In our session on Monday, it emerged that I seem to be afraid of enjoying the intimacy of a relationship without feeling loss at the same time. This was after I mentioned that it’s difficult to enjoy the caring moments between us because I know that I will have to eventually give up the relationship. He then asked about the feelings of loss I might have in relation to therapy ending at some point.

The question was innocent enough but I interpreted it as DS telling me I need to just accept there will be an end and more frightening, that it’s something he’s been thinking about a lot.

Don’t take a pill and don’t phone me in the morning…

After the session, I had the impulse to e-mail him and say I was taking a month’s break to escape from the confusion and hurt. It was also a passive form of “punishing” him. I decided to wait and see how I felt the next morning. I’ve been doing a dedicated mindfulness programme for two weeks and when I woke up the following day, I was mindful that the impulse was based on my fear of intimacy i.e. Let’s run away before things can get really hectic between us! I realised I would only be punishing myself and would feel very sad if I couldn’t go to therapy every week.

At this point, I accept that I will need to continue with the journey. At the same time, I have never felt more vulnerable. Wherever this leads, it feels like I have uncovered something important about myself.

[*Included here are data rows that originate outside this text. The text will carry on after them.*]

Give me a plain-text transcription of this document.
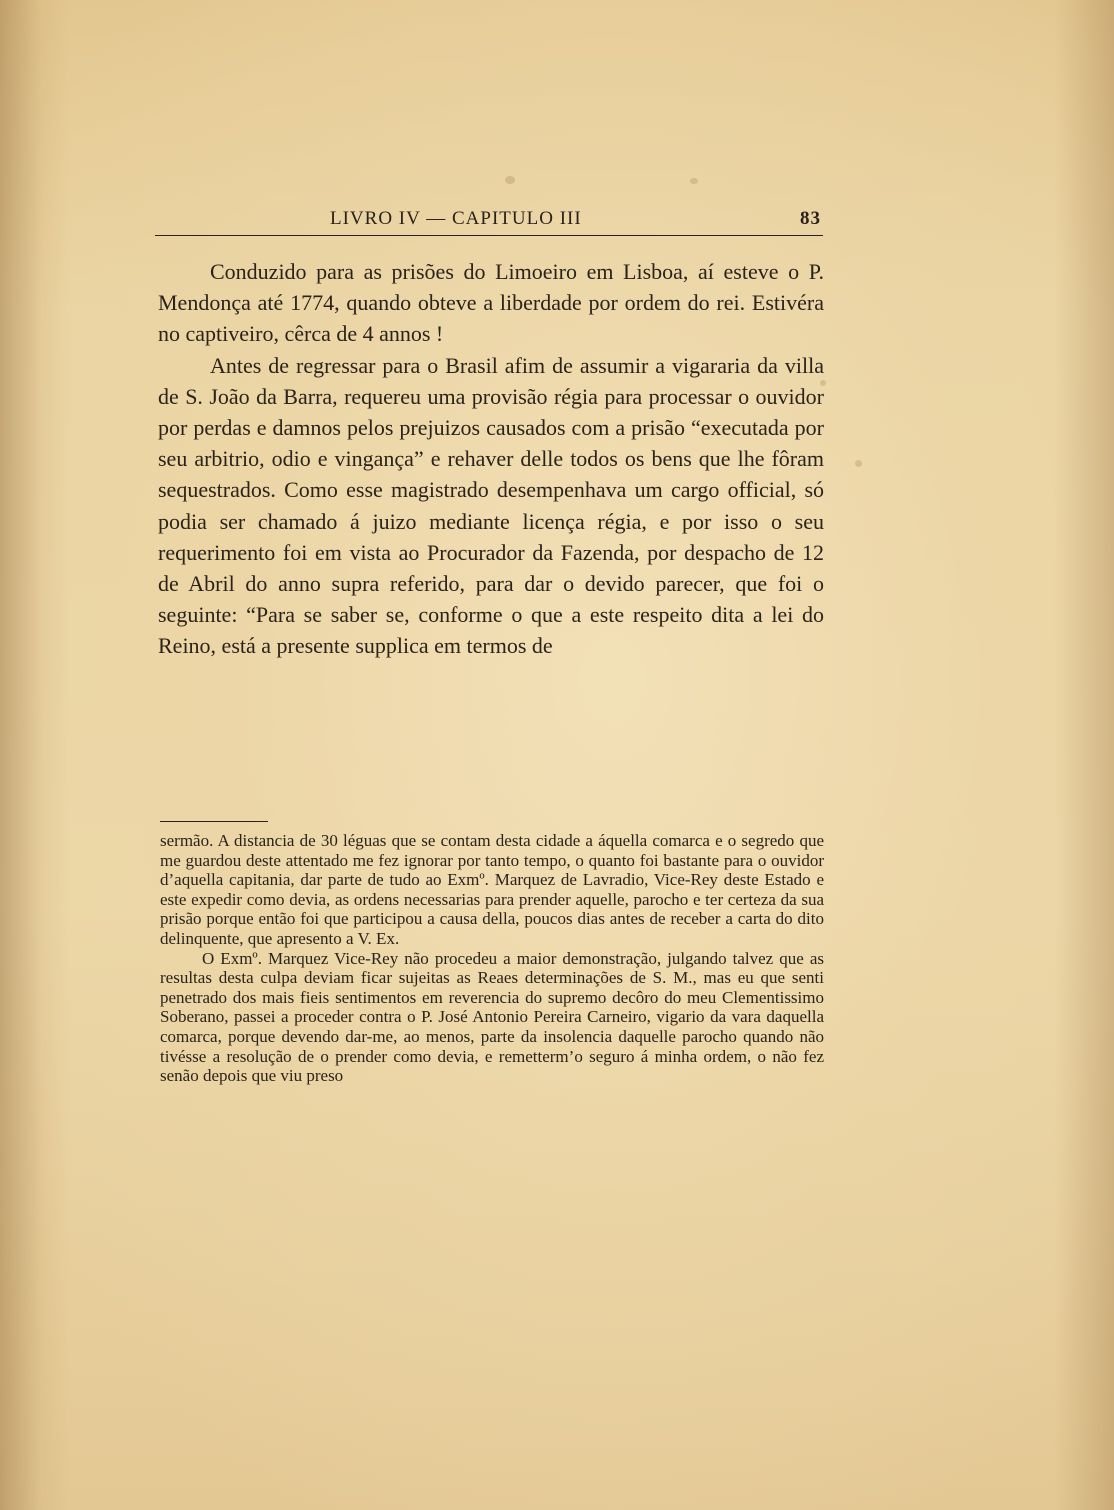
LIVRO IV — CAPITULO III	83

Conduzido para as prisões do Limoeiro em Lisboa, aí esteve o P. Mendonça até 1774, quando obteve a liberdade por ordem do rei. Estivéra no captiveiro, cêrca de 4 annos !

Antes de regressar para o Brasil afim de assumir a vigararia da villa de S. João da Barra, requereu uma provisão régia para processar o ouvidor por perdas e damnos pelos prejuizos causados com a prisão “executada por seu arbitrio, odio e vingança” e rehaver delle todos os bens que lhe fôram sequestrados. Como esse magistrado desempenhava um cargo official, só podia ser chamado á juizo mediante licença régia, e por isso o seu requerimento foi em vista ao Procurador da Fazenda, por despacho de 12 de Abril do anno supra referido, para dar o devido parecer, que foi o seguinte: “Para se saber se, conforme o que a este respeito dita a lei do Reino, está a presente supplica em termos de

sermão. A distancia de 30 léguas que se contam desta cidade a áquella comarca e o segredo que me guardou deste attentado me fez ignorar por tanto tempo, o quanto foi bastante para o ouvidor d’aquella capitania, dar parte de tudo ao Exmº. Marquez de Lavradio, Vice-Rey deste Estado e este expedir como devia, as ordens necessarias para prender aquelle, parocho e ter certeza da sua prisão porque então foi que participou a causa della, poucos dias antes de receber a carta do dito delinquente, que apresento a V. Ex.

O Exmº. Marquez Vice-Rey não procedeu a maior demonstração, julgando talvez que as resultas desta culpa deviam ficar sujeitas as Reaes determinações de S. M., mas eu que senti penetrado dos mais fieis sentimentos em reverencia do supremo decôro do meu Clementissimo Soberano, passei a proceder contra o P. José Antonio Pereira Carneiro, vigario da vara daquella comarca, porque devendo dar-me, ao menos, parte da insolencia daquelle parocho quando não tivésse a resolução de o prender como devia, e remetterm’o seguro á minha ordem, o não fez senão depois que viu preso
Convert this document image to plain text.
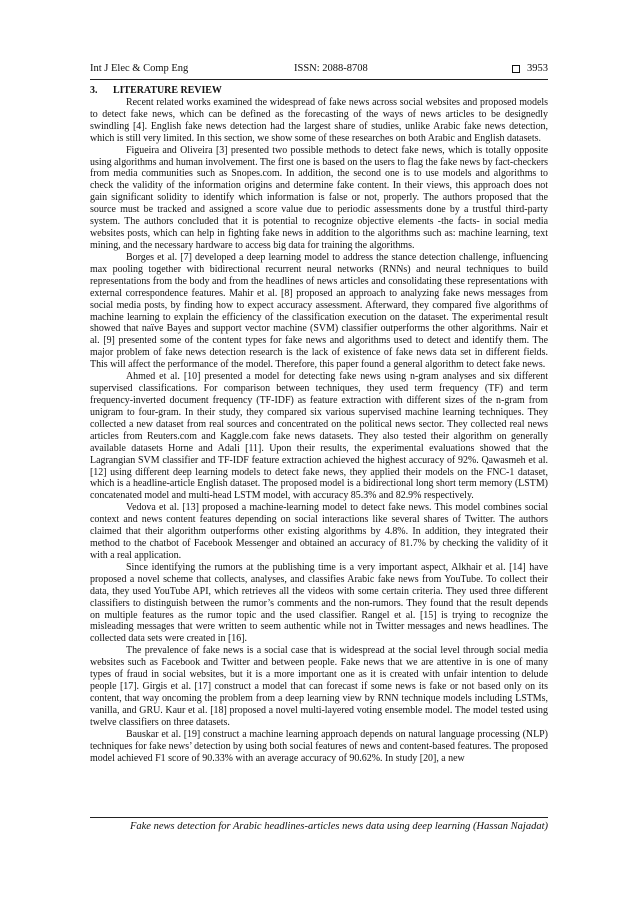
Int J Elec & Comp Eng	ISSN: 2088-8708	3953
3. LITERATURE REVIEW

Recent related works examined the widespread of fake news across social websites and proposed models to detect fake news, which can be defined as the forecasting of the ways of news articles to be designedly swindling [4]. English fake news detection had the largest share of studies, unlike Arabic fake news detection, which is still very limited. In this section, we show some of these researches on both Arabic and English datasets.

Figueira and Oliveira [3] presented two possible methods to detect fake news, which is totally opposite using algorithms and human involvement. The first one is based on the users to flag the fake news by fact-checkers from media communities such as Snopes.com. In addition, the second one is to use models and algorithms to check the validity of the information origins and determine fake content. In their views, this approach does not gain significant solidity to identify which information is false or not, properly. The authors proposed that the source must be tracked and assigned a score value due to periodic assessments done by a trustful third-party system. The authors concluded that it is potential to recognize objective elements -the facts- in social media websites posts, which can help in fighting fake news in addition to the algorithms such as: machine learning, text mining, and the necessary hardware to access big data for training the algorithms.

Borges et al. [7] developed a deep learning model to address the stance detection challenge, influencing max pooling together with bidirectional recurrent neural networks (RNNs) and neural techniques to build representations from the body and from the headlines of news articles and consolidating these representations with external correspondence features. Mahir et al. [8] proposed an approach to analyzing fake news messages from social media posts, by finding how to expect accuracy assessment. Afterward, they compared five algorithms of machine learning to explain the efficiency of the classification execution on the dataset. The experimental result showed that naïve Bayes and support vector machine (SVM) classifier outperforms the other algorithms. Nair et al. [9] presented some of the content types for fake news and algorithms used to detect and identify them. The major problem of fake news detection research is the lack of existence of fake news data set in different fields. This will affect the performance of the model. Therefore, this paper found a general algorithm to detect fake news.

Ahmed et al. [10] presented a model for detecting fake news using n-gram analyses and six different supervised classifications. For comparison between techniques, they used term frequency (TF) and term frequency-inverted document frequency (TF-IDF) as feature extraction with different sizes of the n-gram from unigram to four-gram. In their study, they compared six various supervised machine learning techniques. They collected a new dataset from real sources and concentrated on the political news sector. They collected real news articles from Reuters.com and Kaggle.com fake news datasets. They also tested their algorithm on generally available datasets Horne and Adali [11]. Upon their results, the experimental evaluations showed that the Lagrangian SVM classifier and TF-IDF feature extraction achieved the highest accuracy of 92%. Qawasmeh et al. [12] using different deep learning models to detect fake news, they applied their models on the FNC-1 dataset, which is a headline-article English dataset. The proposed model is a bidirectional long short term memory (LSTM) concatenated model and multi-head LSTM model, with accuracy 85.3% and 82.9% respectively.

Vedova et al. [13] proposed a machine-learning model to detect fake news. This model combines social context and news content features depending on social interactions like several shares of Twitter. The authors claimed that their algorithm outperforms other existing algorithms by 4.8%. In addition, they integrated their method to the chatbot of Facebook Messenger and obtained an accuracy of 81.7% by checking the validity of it with a real application.

Since identifying the rumors at the publishing time is a very important aspect, Alkhair et al. [14] have proposed a novel scheme that collects, analyses, and classifies Arabic fake news from YouTube. To collect their data, they used YouTube API, which retrieves all the videos with some certain criteria. They used three different classifiers to distinguish between the rumor’s comments and the non-rumors. They found that the result depends on multiple features as the rumor topic and the used classifier. Rangel et al. [15] is trying to recognize the misleading messages that were written to seem authentic while not in Twitter messages and news headlines. The collected data sets were created in [16].

The prevalence of fake news is a social case that is widespread at the social level through social media websites such as Facebook and Twitter and between people. Fake news that we are attentive in is one of many types of fraud in social websites, but it is a more important one as it is created with unfair intention to delude people [17]. Girgis et al. [17] construct a model that can forecast if some news is fake or not based only on its content, that way oncoming the problem from a deep learning view by RNN technique models including LSTMs, vanilla, and GRU. Kaur et al. [18] proposed a novel multi-layered voting ensemble model. The model tested using twelve classifiers on three datasets.

Bauskar et al. [19] construct a machine learning approach depends on natural language processing (NLP) techniques for fake news’ detection by using both social features of news and content-based features. The proposed model achieved F1 score of 90.33% with an average accuracy of 90.62%. In study [20], a new

Fake news detection for Arabic headlines-articles news data using deep learning (Hassan Najadat)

Should I go against all my fears and send DS a message this week, letting him know that I became mindful of wanting to escape and that I am feeling vulnerable at the moment? This would prepare him for what to expect at our next session. I also feel alone and really need to feel like he’s there for me.

Or should I wait and raise it next Monday? Is part of therapy learning to bear this pain alone?

**Penny Siopis. 2010. Little Flame. Ink and glue on canvas.